Sir Hugh Maxwell Casson (23 May 1910 15 August 1999) was an English architect, interior designer, artist, and influential writer and broadcaster on 20th century design. He is particularly noted for his role as director of architecture at the 1951 Festival of Britain on London's South Bank.

Casson was appointed to this role in 1948 at the age of 38 and set out to celebrate peace and modernity through the appointment of other young architects. For example, the Modernist design of the Royal Festival Hall was led by a 39-year-old, Leslie Martin. Casson's Festival achievements led to him being knighted in 1952.

Casson studied Eastbourne College in East Sussex, then St John's College, Cambridge (1929-1931), after which he spent time at the Bartlett School of Architecture in London. Up to the start of the Second World War in 1939, he divided his time between teaching at the Cambridge School of Architecture and working in the London office of his Cambridge tutor Christopher (Kit) Nicholson.

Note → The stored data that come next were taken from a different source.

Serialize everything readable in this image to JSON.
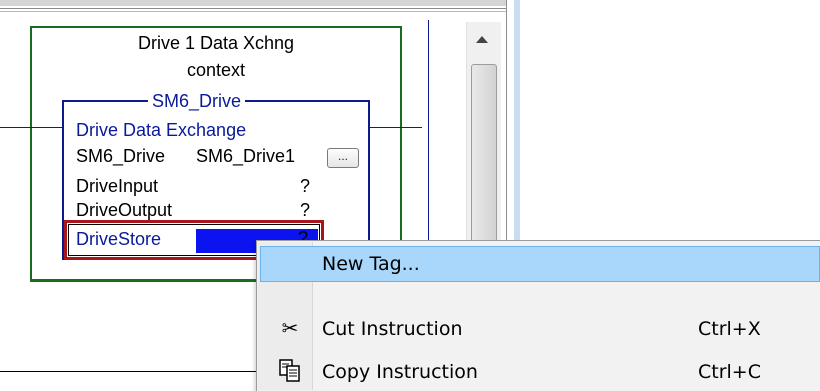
{
  "block": {
    "title_line1": "Drive 1 Data Xchng",
    "title_line2": "context",
    "instruction_name": "SM6_Drive",
    "instruction_type": "Drive Data Exchange",
    "params": [
      {
        "name": "SM6_Drive",
        "value": "SM6_Drive1"
      },
      {
        "name": "DriveInput",
        "value": "?"
      },
      {
        "name": "DriveOutput",
        "value": "?"
      },
      {
        "name": "DriveStore",
        "value": "?"
      }
    ],
    "browse_label": "..."
  },
  "context_menu": {
    "items": [
      {
        "label": "New Tag...",
        "shortcut": "",
        "icon": ""
      },
      {
        "label": "Cut Instruction",
        "shortcut": "Ctrl+X",
        "icon": "scissors-icon"
      },
      {
        "label": "Copy Instruction",
        "shortcut": "Ctrl+C",
        "icon": "copy-icon"
      }
    ]
  },
  "colors": {
    "routine_border": "#1c6b22",
    "block_border": "#0c1a8c",
    "block_text": "#0a1a9a",
    "highlight_border": "#a8161c",
    "selected_value_bg": "#0a13f0",
    "menu_highlight": "#a9d6fb"
  }
}
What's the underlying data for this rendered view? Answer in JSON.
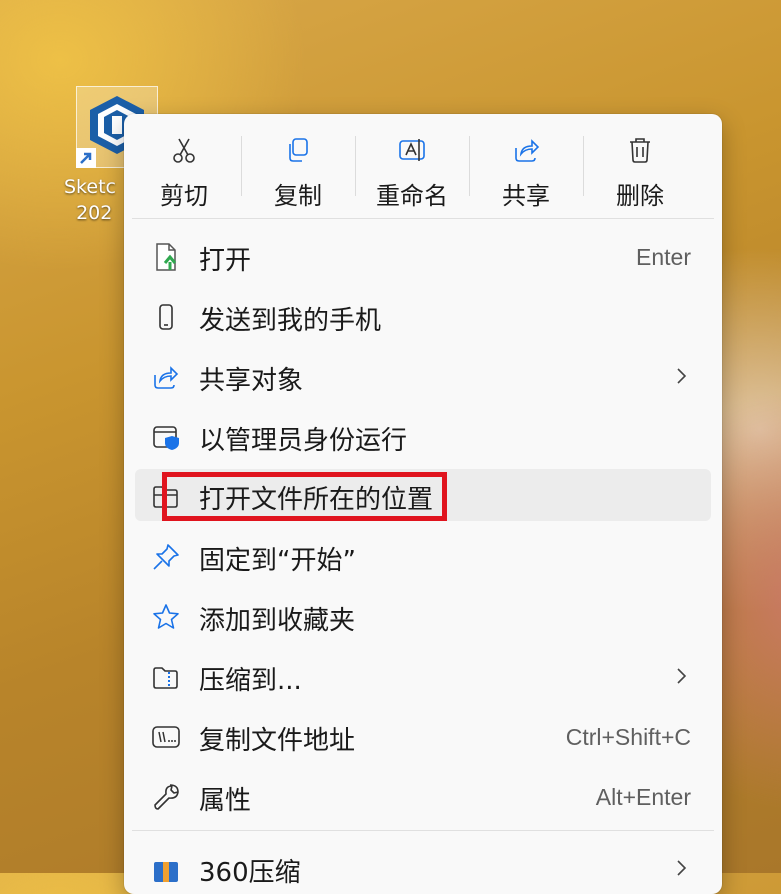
{
  "desktop": {
    "shortcut_label": "Sketc\n  202"
  },
  "toolbar": {
    "cut": "剪切",
    "copy": "复制",
    "rename": "重命名",
    "share": "共享",
    "delete": "删除"
  },
  "menu": {
    "items": [
      {
        "label": "打开",
        "shortcut": "Enter",
        "icon": "open-file-icon"
      },
      {
        "label": "发送到我的手机",
        "icon": "phone-icon"
      },
      {
        "label": "共享对象",
        "icon": "share-icon",
        "submenu": true
      },
      {
        "label": "以管理员身份运行",
        "icon": "shield-admin-icon"
      },
      {
        "label": "打开文件所在的位置",
        "icon": "folder-open-icon",
        "highlighted": true
      },
      {
        "label": "固定到“开始”",
        "icon": "pin-icon"
      },
      {
        "label": "添加到收藏夹",
        "icon": "star-icon"
      },
      {
        "label": "压缩到...",
        "icon": "zip-folder-icon",
        "submenu": true
      },
      {
        "label": "复制文件地址",
        "shortcut": "Ctrl+Shift+C",
        "icon": "copy-path-icon"
      },
      {
        "label": "属性",
        "shortcut": "Alt+Enter",
        "icon": "wrench-icon"
      },
      {
        "label": "360压缩",
        "icon": "archive-360-icon",
        "submenu": true
      }
    ]
  },
  "colors": {
    "accent": "#1a73e8",
    "highlight_box": "#e0141e",
    "menu_bg": "#f9f9f9"
  }
}
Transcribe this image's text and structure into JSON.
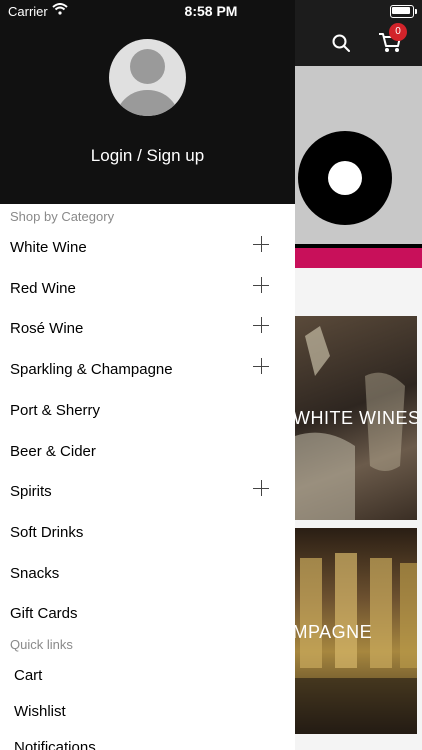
{
  "status_bar": {
    "carrier": "Carrier",
    "time": "8:58 PM"
  },
  "header": {
    "cart_count": "0"
  },
  "tiles": [
    {
      "label": "WHITE WINES"
    },
    {
      "label": "CHAMPAGNE"
    }
  ],
  "drawer": {
    "login_label": "Login / Sign up",
    "category_title": "Shop by Category",
    "categories": [
      {
        "label": "White Wine",
        "expandable": true
      },
      {
        "label": "Red Wine",
        "expandable": true
      },
      {
        "label": "Rosé Wine",
        "expandable": true
      },
      {
        "label": "Sparkling & Champagne",
        "expandable": true
      },
      {
        "label": "Port & Sherry",
        "expandable": false
      },
      {
        "label": "Beer & Cider",
        "expandable": false
      },
      {
        "label": "Spirits",
        "expandable": true
      },
      {
        "label": "Soft Drinks",
        "expandable": false
      },
      {
        "label": "Snacks",
        "expandable": false
      },
      {
        "label": "Gift Cards",
        "expandable": false
      }
    ],
    "quick_links_title": "Quick links",
    "quick_links": [
      {
        "label": "Cart"
      },
      {
        "label": "Wishlist"
      },
      {
        "label": "Notifications"
      }
    ]
  },
  "colors": {
    "accent_pink": "#c8105a",
    "badge_red": "#d2232a",
    "drawer_header": "#111111"
  }
}
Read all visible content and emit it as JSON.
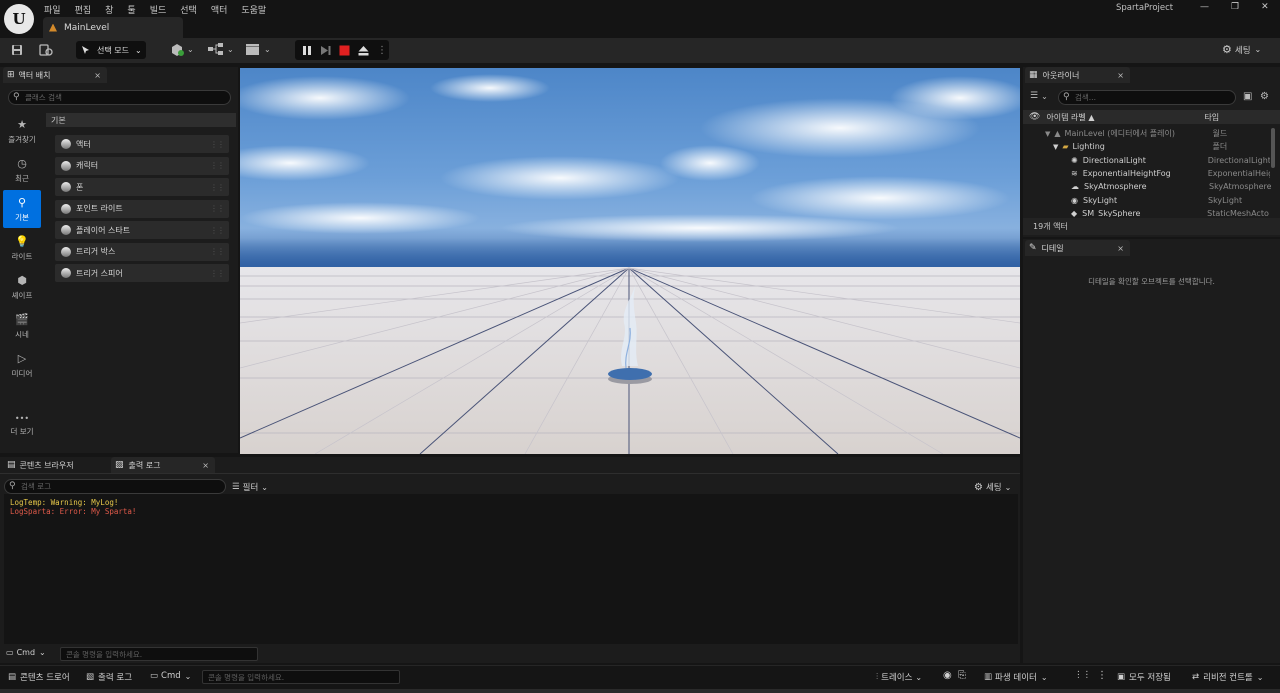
{
  "app": {
    "logo_letter": "U",
    "menu": [
      "파일",
      "편집",
      "창",
      "툴",
      "빌드",
      "선택",
      "액터",
      "도움말"
    ],
    "level_tab": "MainLevel",
    "project_name": "SpartaProject",
    "window_controls": [
      "—",
      "❐",
      "✕"
    ]
  },
  "toolbar": {
    "mode_label": "선택 모드",
    "settings_label": "세팅"
  },
  "place_actors": {
    "tab_label": "액터 배치",
    "close": "×",
    "search_placeholder": "클래스 검색",
    "categories": [
      {
        "icon": "★",
        "label": "즐겨찾기"
      },
      {
        "icon": "◷",
        "label": "최근"
      },
      {
        "icon": "⚲",
        "label": "기본"
      },
      {
        "icon": "💡",
        "label": "라이트"
      },
      {
        "icon": "⬢",
        "label": "셰이프"
      },
      {
        "icon": "🎬",
        "label": "시네"
      },
      {
        "icon": "▷",
        "label": "미디어"
      },
      {
        "icon": "•••",
        "label": "더 보기"
      }
    ],
    "section_header": "기본",
    "items": [
      "액터",
      "캐릭터",
      "폰",
      "포인트 라이트",
      "플레이어 스타트",
      "트리거 박스",
      "트리거 스피어"
    ]
  },
  "outliner": {
    "tab_label": "아웃라이너",
    "close": "×",
    "search_placeholder": "검색...",
    "col_label": "아이템 라벨 ▲",
    "col_type": "타입",
    "rows": [
      {
        "name": "MainLevel (에디터에서 플레이)",
        "type": "월드"
      },
      {
        "name": "Lighting",
        "type": "폴더"
      },
      {
        "name": "DirectionalLight",
        "type": "DirectionalLight"
      },
      {
        "name": "ExponentialHeightFog",
        "type": "ExponentialHeig"
      },
      {
        "name": "SkyAtmosphere",
        "type": "SkyAtmosphere"
      },
      {
        "name": "SkyLight",
        "type": "SkyLight"
      },
      {
        "name": "SM_SkySphere",
        "type": "StaticMeshActo"
      }
    ],
    "actor_count": "19개 액터"
  },
  "details": {
    "tab_label": "디테일",
    "close": "×",
    "empty_message": "디테일을 확인할 오브젝트를 선택합니다."
  },
  "bottom": {
    "tab_content_browser": "콘텐츠 브라우저",
    "tab_output_log": "출력 로그",
    "close": "×",
    "search_placeholder": "검색 로그",
    "filter_label": "필터",
    "settings_label": "세팅",
    "log_lines": [
      {
        "text": "LogTemp: Warning: MyLog!",
        "color": "#e6c84a"
      },
      {
        "text": "LogSparta: Error: My Sparta!",
        "color": "#e05a4a"
      }
    ],
    "cmd_label": "Cmd",
    "cmd_placeholder": "콘솔 명령을 입력하세요."
  },
  "statusbar": {
    "content_drawer": "콘텐츠 드로어",
    "output_log": "출력 로그",
    "cmd_label": "Cmd",
    "cmd_placeholder": "콘솔 명령을 입력하세요.",
    "trace": "트레이스",
    "derived_data": "파생 데이터",
    "save_all": "모두 저장됨",
    "revision_control": "리비전 컨트롤"
  },
  "colors": {
    "accent": "#0070e0",
    "warning": "#e6c84a",
    "error": "#e05a4a",
    "stop_button": "#e02020"
  }
}
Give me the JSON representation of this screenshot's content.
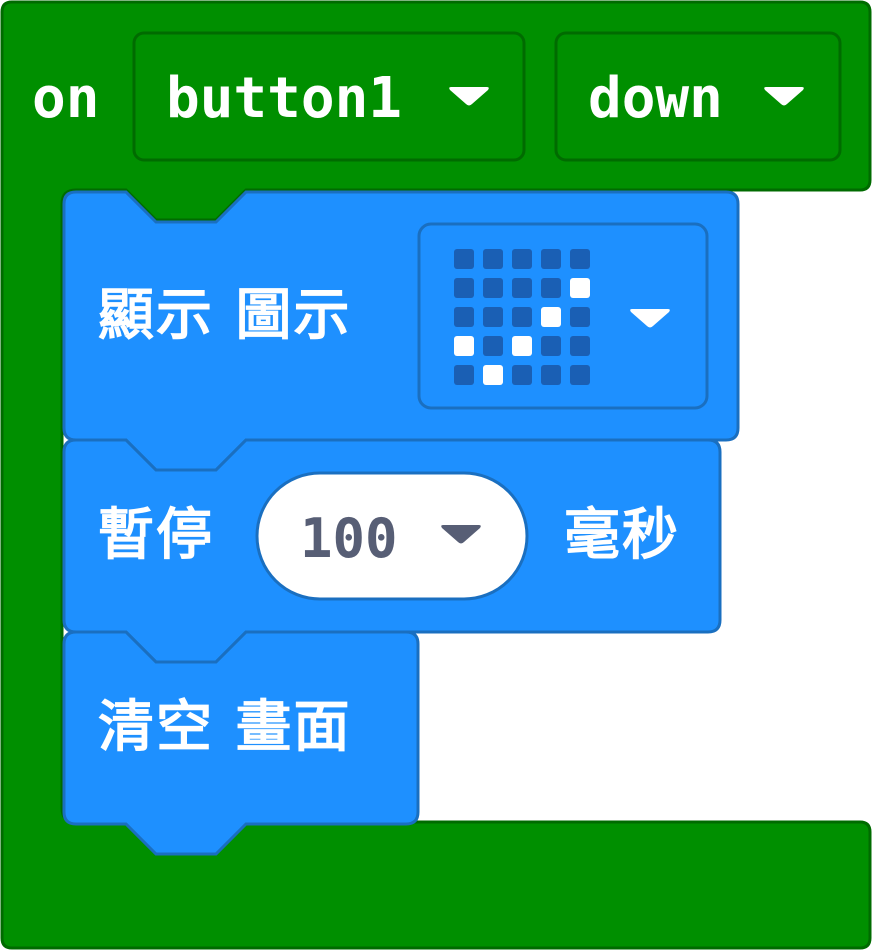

During the war, he worked in the Camouflage Service of the Air Ministry.

After the war, and alongside his Festival work, Casson went into partnership with young architect Neville Conder. Their projects included various corporate headquarters buildings, university campuses, the Elephant House at London Zoo, a building for the Royal College of Art (where Casson was Professor of Interior Design from 1955 to 1975), and the masterplanning and design of the Sidgwick Avenue arts faculty buildings for the University of Cambridge. This latter project lasted some 30 years.

As a leading light in the fine arts, Casson also served as Provost of the Royal College of Art and, after being elected in 1970, was President of the Royal Academy (1976-1984). A close friend of the British royal family, he designed the interior of the royal yacht Britannia and was also credited with teaching Prince Charles to paint in watercolours.